Reputation: 7209
I have a large table (of sites) with several numeric columns - say a through f. (These are site rankings from different organizations, like alexa, google, quantcast, etc. Each has a different range and format; they're straight dumps from the outside DBs.)
For many of the records, one or more of these columns is null, because the outside DB doesn't have data for it. They all cover different subsets of my DB.
I want column t to be their weighted average (each of a..f have static weights which I assign), ignoring null values (which can occur in any of them), except being null if they're all null.
I would prefer to do this with a simple SQL calculation, rather than doing it in app code or using some huge ugly nested if block to handle every permutation of nulls. (Given that I have an increasing number of columns to average over as I add in more outside DB sources, this would be exponentially more ugly and bug-prone.)

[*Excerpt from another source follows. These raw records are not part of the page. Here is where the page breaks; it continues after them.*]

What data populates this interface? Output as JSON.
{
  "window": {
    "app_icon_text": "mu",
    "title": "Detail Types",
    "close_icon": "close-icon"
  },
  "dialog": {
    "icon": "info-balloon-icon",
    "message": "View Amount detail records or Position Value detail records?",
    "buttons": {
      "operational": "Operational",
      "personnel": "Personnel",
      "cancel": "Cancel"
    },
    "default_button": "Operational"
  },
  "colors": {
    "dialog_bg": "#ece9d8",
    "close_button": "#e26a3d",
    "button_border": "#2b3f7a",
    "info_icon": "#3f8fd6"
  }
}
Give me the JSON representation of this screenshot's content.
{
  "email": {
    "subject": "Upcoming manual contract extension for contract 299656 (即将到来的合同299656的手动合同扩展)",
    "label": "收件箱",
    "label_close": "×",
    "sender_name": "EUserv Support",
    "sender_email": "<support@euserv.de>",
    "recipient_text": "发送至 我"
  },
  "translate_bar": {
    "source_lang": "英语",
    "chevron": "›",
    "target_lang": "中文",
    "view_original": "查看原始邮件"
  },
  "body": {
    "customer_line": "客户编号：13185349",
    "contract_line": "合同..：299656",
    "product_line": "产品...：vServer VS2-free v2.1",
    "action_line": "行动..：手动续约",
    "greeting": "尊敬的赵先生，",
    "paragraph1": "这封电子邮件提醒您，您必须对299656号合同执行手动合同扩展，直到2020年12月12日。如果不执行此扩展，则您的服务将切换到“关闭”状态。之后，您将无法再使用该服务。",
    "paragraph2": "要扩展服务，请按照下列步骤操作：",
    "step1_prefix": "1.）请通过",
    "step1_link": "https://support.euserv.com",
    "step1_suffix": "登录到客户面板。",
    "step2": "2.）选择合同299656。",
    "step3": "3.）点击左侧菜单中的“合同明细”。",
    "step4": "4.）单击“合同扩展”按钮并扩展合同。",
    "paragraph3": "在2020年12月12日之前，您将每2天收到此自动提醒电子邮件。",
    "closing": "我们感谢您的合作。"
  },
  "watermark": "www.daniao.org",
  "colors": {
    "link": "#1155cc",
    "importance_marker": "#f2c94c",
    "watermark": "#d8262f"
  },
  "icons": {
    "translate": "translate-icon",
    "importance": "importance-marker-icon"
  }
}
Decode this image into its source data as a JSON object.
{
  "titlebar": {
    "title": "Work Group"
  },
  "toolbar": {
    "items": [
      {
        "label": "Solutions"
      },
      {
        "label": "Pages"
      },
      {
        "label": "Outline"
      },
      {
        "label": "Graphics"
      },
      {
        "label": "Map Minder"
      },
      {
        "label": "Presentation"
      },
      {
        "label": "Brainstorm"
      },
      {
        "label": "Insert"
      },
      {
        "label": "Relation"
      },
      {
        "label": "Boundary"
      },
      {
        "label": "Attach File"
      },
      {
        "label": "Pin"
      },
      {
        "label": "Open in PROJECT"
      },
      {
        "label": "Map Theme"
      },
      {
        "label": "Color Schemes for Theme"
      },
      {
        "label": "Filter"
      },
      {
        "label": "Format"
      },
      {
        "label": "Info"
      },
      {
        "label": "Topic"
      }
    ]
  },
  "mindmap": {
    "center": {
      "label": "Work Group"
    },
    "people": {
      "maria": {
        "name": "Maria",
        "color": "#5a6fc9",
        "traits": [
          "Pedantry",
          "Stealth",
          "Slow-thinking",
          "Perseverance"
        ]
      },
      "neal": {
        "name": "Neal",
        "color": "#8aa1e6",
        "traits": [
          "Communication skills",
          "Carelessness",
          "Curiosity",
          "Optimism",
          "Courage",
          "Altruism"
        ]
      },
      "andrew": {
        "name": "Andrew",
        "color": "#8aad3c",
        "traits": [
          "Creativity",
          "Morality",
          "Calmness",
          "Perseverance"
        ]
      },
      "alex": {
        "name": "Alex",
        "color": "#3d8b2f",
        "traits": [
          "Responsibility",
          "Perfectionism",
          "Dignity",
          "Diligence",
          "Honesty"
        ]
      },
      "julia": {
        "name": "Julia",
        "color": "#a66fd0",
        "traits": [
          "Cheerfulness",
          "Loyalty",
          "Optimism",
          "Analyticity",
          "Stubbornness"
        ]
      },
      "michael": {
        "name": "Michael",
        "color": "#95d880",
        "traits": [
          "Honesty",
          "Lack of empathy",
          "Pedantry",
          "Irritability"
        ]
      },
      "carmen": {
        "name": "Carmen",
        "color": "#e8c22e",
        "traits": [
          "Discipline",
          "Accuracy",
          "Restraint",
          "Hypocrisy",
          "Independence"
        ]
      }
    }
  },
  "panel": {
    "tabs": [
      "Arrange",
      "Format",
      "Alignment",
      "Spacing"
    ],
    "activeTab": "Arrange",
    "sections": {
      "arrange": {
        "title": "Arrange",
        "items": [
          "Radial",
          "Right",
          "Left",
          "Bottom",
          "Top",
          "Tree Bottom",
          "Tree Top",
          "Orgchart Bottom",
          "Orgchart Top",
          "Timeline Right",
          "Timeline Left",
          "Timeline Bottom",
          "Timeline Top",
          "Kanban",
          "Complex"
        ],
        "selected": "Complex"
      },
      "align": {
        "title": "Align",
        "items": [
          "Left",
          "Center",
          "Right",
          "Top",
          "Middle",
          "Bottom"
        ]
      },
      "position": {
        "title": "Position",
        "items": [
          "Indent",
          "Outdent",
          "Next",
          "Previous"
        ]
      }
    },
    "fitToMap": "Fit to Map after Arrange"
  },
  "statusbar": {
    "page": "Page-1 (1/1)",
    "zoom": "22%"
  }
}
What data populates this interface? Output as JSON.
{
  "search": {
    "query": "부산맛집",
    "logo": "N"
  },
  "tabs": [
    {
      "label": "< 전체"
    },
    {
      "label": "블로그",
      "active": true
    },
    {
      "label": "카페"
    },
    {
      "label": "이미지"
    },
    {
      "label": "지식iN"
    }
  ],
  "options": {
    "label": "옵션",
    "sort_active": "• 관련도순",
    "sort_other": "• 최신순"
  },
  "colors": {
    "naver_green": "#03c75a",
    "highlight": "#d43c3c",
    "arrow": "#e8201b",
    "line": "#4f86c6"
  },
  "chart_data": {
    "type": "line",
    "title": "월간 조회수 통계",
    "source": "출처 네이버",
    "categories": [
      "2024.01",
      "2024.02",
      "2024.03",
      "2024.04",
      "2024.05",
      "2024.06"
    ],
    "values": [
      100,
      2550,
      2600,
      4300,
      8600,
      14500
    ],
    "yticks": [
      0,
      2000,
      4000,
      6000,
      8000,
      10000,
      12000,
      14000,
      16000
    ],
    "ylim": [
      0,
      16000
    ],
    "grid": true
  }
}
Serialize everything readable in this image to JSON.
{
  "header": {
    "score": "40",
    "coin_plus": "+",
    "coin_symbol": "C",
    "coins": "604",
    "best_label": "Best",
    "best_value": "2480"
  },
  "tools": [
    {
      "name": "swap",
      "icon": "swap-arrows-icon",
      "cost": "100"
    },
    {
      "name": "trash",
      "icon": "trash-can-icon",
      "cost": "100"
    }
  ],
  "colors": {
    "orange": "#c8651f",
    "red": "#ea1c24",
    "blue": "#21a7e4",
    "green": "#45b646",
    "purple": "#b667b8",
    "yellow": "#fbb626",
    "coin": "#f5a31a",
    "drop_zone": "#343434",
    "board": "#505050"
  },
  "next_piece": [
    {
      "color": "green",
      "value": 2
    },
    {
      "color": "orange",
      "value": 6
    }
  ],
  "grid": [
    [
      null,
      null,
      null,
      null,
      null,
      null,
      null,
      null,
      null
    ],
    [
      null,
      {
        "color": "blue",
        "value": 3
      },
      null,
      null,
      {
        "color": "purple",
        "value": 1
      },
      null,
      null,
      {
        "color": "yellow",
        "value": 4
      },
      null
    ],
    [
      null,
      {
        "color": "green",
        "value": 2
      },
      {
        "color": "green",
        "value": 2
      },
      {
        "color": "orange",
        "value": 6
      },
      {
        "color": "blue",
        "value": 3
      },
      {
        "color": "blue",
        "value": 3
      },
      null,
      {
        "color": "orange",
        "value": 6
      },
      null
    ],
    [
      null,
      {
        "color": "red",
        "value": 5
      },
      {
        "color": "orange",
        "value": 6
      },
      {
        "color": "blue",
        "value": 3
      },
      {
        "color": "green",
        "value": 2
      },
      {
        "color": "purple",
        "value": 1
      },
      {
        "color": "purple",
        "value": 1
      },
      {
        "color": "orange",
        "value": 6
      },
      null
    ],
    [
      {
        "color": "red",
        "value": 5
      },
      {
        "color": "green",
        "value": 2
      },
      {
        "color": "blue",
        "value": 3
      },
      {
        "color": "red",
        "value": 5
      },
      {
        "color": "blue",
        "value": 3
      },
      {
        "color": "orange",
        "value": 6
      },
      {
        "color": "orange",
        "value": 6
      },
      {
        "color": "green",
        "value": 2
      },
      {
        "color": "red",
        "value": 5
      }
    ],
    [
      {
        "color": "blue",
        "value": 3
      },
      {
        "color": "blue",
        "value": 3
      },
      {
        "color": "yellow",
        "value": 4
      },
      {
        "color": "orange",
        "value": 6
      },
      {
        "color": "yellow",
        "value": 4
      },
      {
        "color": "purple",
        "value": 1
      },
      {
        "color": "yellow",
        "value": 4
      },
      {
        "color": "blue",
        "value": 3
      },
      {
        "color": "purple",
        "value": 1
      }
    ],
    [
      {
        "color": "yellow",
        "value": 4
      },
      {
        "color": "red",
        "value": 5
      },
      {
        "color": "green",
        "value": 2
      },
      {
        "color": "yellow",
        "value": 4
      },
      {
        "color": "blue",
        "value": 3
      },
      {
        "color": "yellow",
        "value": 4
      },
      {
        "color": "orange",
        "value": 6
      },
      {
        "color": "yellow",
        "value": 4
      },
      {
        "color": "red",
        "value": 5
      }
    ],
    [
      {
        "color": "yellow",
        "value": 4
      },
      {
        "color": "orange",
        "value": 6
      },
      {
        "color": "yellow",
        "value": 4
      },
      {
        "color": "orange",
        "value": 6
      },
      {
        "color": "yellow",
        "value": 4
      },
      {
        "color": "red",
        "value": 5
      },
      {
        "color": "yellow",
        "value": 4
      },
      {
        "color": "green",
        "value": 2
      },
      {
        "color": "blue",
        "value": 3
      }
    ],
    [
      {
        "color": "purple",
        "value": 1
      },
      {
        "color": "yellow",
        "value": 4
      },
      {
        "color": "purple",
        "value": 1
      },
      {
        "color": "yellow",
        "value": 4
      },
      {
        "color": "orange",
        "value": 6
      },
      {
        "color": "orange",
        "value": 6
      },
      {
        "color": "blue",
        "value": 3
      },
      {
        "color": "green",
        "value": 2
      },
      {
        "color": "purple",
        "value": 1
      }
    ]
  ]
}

I'd use AVG but that's only for group by, and this is w/in one record. The data is semantically nullable, and I don't want to average in some "average" value in place of the nulls; I want to only be counting the columns for which data is there.
Is there a good way to do this?
Ideally, what I want is something like UPDATE sites SET t = AVG(a*@a_weight,b*@b_weight,...)
where any null values are just ignored and no grouping is happening.
EDIT: What I ended up using, based on van's and adding in correct weighted averages (assuming that a
has already been normalized as needed, in this case to a float 0-1 (1 = better):
UPDATE sites
SET t = (@a_weight * IFNULL(a, 0) + ...) / (IF(a IS NULL, 0, @a_weight) + ...)
WHERE (IF(a IS NULL, 0, 1) + ...) > 0
Upvotes: 5
Views: 2650
Reputation: 76962
UPDATE sites
--// TODO: you might need to round it depending on your type
SET t =(COALESCE(a, 0) +
COALESCE(b, 0) +
COALESCE(c, 0) +
COALESCE(d, 0) +
COALESCE(e, 0) +
COALESCE(f, 0)
) /
((CASE WHEN a IS NULL THEN 0 ELSE 1 END CASE) +
(CASE WHEN b IS NULL THEN 0 ELSE 1 END CASE) +
(CASE WHEN c IS NULL THEN 0 ELSE 1 END CASE) +
(CASE WHEN d IS NULL THEN 0 ELSE 1 END CASE) +
(CASE WHEN e IS NULL THEN 0 ELSE 1 END CASE) +
(CASE WHEN f IS NULL THEN 0 ELSE 1 END CASE)
)
WHERE 0<>((CASE WHEN a IS NULL THEN 0 ELSE 1 END CASE) +
(CASE WHEN b IS NULL THEN 0 ELSE 1 END CASE) +
(CASE WHEN c IS NULL THEN 0 ELSE 1 END CASE) +
(CASE WHEN d IS NULL THEN 0 ELSE 1 END CASE) +
(CASE WHEN e IS NULL THEN 0 ELSE 1 END CASE) +
(CASE WHEN f IS NULL THEN 0 ELSE 1 END CASE)
)
You could use COALESCE
also in the other parts, but this will not handle the case when you have a rating with value 0
properly because it will be excluded. The WHERE
clause avoids DivideByZero
, but you might need to have additional UPDATE
statement to handle this case, if there is no rating for the entry.
Upvotes: 3